Samyutta Nikaya: Khandhavagga Radhasamyutta (III-23)

 

1: Where thre is form, there migh be death, either the one who kills or the one who is killed. The investiture of self in any of the khandhas produces the concept of death, the ending of that concrete self with the ending of that particular khandha.

 

The list of steps:

 

revulsion (turning away)

dispassion

liberation

Nibbana

 

At Nibbana “one has gone beyond the range of questioning.” That is, Nibbana is the state beyond discursive thought, beyond even questions of “what is” (which invariably seem to set up a “what is not” sense of duality.)

 

2: The metaphor of children playing with sand castles: as we grow up, we are less and less attached to them and eventually they don’t mean anything at all to us.

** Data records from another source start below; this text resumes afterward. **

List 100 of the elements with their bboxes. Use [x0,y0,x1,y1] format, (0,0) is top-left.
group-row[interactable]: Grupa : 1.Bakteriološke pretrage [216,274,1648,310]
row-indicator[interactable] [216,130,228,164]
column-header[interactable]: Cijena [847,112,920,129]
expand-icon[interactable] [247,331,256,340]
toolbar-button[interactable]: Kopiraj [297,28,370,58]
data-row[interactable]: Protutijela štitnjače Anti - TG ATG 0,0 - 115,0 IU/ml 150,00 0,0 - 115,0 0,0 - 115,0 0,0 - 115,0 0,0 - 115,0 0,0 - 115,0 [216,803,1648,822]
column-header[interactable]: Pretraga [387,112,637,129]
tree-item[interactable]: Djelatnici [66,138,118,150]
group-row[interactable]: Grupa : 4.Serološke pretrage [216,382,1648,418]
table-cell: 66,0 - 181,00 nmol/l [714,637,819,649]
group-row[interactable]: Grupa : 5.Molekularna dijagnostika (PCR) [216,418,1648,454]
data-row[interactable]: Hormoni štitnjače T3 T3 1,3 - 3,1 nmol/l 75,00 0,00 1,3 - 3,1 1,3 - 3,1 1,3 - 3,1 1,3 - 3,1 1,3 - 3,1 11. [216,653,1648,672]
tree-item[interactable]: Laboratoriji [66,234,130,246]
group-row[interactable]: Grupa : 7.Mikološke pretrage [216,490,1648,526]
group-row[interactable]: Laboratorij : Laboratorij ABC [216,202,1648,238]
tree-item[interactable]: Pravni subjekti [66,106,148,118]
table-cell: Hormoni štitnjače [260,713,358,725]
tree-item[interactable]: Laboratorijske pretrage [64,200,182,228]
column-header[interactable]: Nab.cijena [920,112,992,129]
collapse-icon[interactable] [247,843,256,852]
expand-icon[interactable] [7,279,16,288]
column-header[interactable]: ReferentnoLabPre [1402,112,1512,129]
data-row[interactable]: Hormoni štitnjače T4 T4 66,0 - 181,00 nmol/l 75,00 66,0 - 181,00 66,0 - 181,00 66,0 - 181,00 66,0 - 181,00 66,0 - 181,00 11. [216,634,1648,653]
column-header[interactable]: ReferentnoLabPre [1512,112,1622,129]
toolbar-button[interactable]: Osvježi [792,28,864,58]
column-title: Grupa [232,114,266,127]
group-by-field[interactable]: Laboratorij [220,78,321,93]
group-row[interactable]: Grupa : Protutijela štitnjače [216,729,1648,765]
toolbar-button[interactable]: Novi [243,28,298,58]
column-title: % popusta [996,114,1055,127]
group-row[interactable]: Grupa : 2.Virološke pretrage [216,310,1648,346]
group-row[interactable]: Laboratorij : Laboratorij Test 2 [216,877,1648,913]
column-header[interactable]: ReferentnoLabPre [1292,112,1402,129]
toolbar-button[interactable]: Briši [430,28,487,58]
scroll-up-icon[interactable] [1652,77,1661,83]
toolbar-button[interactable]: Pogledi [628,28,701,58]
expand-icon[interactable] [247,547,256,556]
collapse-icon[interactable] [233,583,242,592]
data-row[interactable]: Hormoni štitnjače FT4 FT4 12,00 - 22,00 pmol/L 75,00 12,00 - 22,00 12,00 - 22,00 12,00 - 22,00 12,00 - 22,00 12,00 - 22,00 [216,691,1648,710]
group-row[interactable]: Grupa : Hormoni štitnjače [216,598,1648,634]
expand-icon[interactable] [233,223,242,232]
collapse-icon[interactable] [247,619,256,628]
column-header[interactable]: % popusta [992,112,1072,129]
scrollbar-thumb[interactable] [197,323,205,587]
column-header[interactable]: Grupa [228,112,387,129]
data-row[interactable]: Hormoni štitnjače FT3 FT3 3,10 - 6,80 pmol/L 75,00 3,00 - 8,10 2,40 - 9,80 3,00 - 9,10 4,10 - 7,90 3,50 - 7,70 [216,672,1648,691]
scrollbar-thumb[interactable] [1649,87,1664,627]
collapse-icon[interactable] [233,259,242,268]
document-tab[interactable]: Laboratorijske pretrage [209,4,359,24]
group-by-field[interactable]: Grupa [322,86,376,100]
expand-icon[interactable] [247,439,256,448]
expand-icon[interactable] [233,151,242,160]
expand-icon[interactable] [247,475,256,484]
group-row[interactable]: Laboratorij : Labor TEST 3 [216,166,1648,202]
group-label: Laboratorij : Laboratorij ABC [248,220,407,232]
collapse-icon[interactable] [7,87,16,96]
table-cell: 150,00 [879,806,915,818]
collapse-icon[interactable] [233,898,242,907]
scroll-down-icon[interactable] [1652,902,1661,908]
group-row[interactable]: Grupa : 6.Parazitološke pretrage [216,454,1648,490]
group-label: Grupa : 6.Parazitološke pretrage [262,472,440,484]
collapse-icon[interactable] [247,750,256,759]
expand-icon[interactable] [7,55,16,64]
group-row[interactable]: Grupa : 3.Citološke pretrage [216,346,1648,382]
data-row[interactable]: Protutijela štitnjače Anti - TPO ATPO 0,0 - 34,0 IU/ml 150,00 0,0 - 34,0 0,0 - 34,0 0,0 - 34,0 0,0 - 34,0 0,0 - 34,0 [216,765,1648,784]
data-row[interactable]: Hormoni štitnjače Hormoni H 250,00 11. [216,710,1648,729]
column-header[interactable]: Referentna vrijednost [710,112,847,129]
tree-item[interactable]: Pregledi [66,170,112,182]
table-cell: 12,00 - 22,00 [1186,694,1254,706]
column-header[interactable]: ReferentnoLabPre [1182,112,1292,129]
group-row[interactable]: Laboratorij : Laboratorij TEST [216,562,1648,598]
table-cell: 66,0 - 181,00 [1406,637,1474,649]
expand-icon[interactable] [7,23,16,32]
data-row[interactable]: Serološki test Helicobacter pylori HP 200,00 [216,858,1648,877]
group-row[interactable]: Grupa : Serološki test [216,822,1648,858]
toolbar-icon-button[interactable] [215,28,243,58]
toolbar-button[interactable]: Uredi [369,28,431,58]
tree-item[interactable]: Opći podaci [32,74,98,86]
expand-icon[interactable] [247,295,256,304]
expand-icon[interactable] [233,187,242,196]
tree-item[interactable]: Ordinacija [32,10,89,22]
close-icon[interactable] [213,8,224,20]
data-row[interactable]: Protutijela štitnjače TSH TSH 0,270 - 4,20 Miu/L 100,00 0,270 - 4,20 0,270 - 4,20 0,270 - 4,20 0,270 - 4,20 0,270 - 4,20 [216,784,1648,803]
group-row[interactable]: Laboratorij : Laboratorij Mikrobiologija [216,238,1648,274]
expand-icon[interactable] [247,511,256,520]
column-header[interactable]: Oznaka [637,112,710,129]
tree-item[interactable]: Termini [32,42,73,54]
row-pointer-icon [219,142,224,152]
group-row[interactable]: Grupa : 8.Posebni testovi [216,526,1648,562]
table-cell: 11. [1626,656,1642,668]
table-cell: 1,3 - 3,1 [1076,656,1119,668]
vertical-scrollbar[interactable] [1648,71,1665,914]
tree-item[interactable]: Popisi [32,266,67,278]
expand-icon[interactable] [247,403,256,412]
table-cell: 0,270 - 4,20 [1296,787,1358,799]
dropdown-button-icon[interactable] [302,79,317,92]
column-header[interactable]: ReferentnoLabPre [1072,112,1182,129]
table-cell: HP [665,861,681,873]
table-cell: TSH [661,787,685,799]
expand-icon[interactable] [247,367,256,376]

So it is to put aside our investment of self in the khandhas…the practice is a growth process away from this investment.

 

3: “conduit to existence” is a synonym for bhavatanha, or craving for existence.

 

Note that the various forms of craving to the khandhas includes ‘mental standpoints’, as well as ‘underlying tendencies’—it’s important to recognize subtle as well as gross forms.

 

11: Mara is here equated with the khandhas. The makes sense: our desires, lusts, temptations and all revolve around our ‘self’—which has been invested in one or all of the khandhas.

 

12: “Subject to Mara”: our functional self is subject to our investment of self in the khandhas. The maturation of practice dissolves this subject-object duality, as we slowly realize the emptiness of the functional self.

 

11 – 22: each sutta assigns the khandhas various attributes. They are as follows:

 


Mara

Subject to Mara

impermanent

of an impermanent nature

suffering

of a paintful nature

nonself

of a selfless nature

subject to destruction

subject to vanishing

subject to arising

subject to cesstion


 

All the “subject to” could possibly be rendered as “nature of”. That is, it is the khandhas’s nature to be destroyed, to vanish, to arise, to cease.

 

23: Abandoning the khandhas is dhamma in brief.

 

24 – 34: Repeats the formulas of 11 – 22, but with “you should abandon lust, you should abandon desire and lust, for whatever is [x]” with [x] standing for the attribute. Then with each khandha—[y] is subject to [x] (or whatever is the attribute.)